Strange bedfellows: Conservative legal groups like the Christian Legal Society, Pat Robertson’s American Center for Law and Justice and the Rutherford Institute are siding with the American Civil Liberties Union and Feminists for Free Expression in a free-speech case before the Supreme Court. Deborah Morse, Juneau School Board v. Joseph Frederick pits a principal and school board against a student who unfurled a banner across from a high school in Alaska that read “Bong Hits 4 Jesus,” a nonsensical phrase that some interpreted as promoting drug use. Conservatives have joined with the ACLU and other free-speech advocates because they believe that a school victory in this case would set a precedent for curtailing students from expressing their opposition in school to abortion, homosexuality or the teaching of evolution (Village Voice, April 9).

Comic relief: In a tribute to the late Kurt Vonnegut, Newsweek (April 23) quotes Vonnegut’s comments on humor in a 1976 interview with the Christian Century: “Well, of course, humor is an almost physiological response to fears, as I understand it,” he said. “I saw the destruction of Dresden.
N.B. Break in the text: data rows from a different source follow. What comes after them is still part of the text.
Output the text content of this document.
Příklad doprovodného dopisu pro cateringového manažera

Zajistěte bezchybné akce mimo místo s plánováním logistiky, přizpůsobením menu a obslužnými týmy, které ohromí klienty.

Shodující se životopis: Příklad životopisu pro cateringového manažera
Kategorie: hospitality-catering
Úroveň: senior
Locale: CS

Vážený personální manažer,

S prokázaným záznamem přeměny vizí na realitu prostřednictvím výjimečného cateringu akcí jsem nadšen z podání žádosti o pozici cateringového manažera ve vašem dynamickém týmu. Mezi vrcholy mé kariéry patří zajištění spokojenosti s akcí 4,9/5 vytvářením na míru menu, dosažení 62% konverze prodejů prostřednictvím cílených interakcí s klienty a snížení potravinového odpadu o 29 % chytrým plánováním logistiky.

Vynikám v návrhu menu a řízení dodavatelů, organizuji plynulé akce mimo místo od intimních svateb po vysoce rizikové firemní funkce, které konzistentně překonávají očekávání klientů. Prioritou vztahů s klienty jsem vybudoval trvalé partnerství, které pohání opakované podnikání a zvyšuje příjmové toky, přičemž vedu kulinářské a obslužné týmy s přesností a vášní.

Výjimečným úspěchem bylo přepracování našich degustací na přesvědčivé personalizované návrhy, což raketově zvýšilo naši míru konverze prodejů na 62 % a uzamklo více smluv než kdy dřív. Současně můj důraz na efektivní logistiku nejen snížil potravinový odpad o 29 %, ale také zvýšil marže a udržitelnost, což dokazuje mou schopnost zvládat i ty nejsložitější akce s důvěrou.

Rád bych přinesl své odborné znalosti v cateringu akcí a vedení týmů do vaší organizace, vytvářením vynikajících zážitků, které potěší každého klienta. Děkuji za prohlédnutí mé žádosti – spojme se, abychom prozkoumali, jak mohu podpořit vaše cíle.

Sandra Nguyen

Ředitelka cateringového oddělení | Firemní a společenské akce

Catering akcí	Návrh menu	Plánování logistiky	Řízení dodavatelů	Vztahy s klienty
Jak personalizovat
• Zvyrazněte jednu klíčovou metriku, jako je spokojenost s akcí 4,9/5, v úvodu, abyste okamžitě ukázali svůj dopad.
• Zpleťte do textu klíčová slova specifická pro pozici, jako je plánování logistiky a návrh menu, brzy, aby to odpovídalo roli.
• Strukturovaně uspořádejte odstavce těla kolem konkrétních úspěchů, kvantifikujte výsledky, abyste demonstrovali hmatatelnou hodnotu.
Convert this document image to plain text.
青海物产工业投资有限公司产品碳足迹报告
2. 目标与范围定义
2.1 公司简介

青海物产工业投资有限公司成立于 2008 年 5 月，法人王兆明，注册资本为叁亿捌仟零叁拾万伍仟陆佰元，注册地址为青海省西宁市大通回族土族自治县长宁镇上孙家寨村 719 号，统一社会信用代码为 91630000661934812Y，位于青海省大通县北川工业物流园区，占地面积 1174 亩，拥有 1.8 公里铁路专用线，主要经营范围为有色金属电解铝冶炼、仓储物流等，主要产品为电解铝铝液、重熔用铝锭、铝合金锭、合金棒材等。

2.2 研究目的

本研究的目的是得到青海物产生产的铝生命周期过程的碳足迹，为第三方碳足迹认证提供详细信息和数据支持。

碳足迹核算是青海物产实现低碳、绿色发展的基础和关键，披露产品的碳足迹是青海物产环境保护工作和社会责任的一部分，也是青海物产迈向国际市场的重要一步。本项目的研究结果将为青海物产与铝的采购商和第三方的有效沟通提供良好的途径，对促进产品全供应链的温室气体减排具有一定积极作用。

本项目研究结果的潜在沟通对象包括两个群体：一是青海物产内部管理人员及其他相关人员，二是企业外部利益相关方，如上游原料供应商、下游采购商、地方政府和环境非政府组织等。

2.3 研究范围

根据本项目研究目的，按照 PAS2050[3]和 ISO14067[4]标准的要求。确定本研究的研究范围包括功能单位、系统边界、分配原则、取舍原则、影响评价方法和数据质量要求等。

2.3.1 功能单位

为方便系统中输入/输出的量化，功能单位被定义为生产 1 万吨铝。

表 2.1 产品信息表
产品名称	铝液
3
I mean I saw it before and then came out of an air-raid shelter and saw it afterwards, and certainly one response is laughter. God knows, that’s the soul seeking some relief.”

Wicked: Marilyn Chandler McEntyre, an English professor at a Christian college, recalls a colleague who would add to his e-mail messages a scriptural tagline (from the King James Version): “The heart is deceitful above all things, and desperately wicked” (Jer. 17:9). She comments: “I used to laugh when I saw this stark reminder appended to the most ordinary notice of an upcoming meeting or campus event. Still, it was a truth that gets less press than it probably should in circles of ‘nice Christian people’” (Weavings, May/June).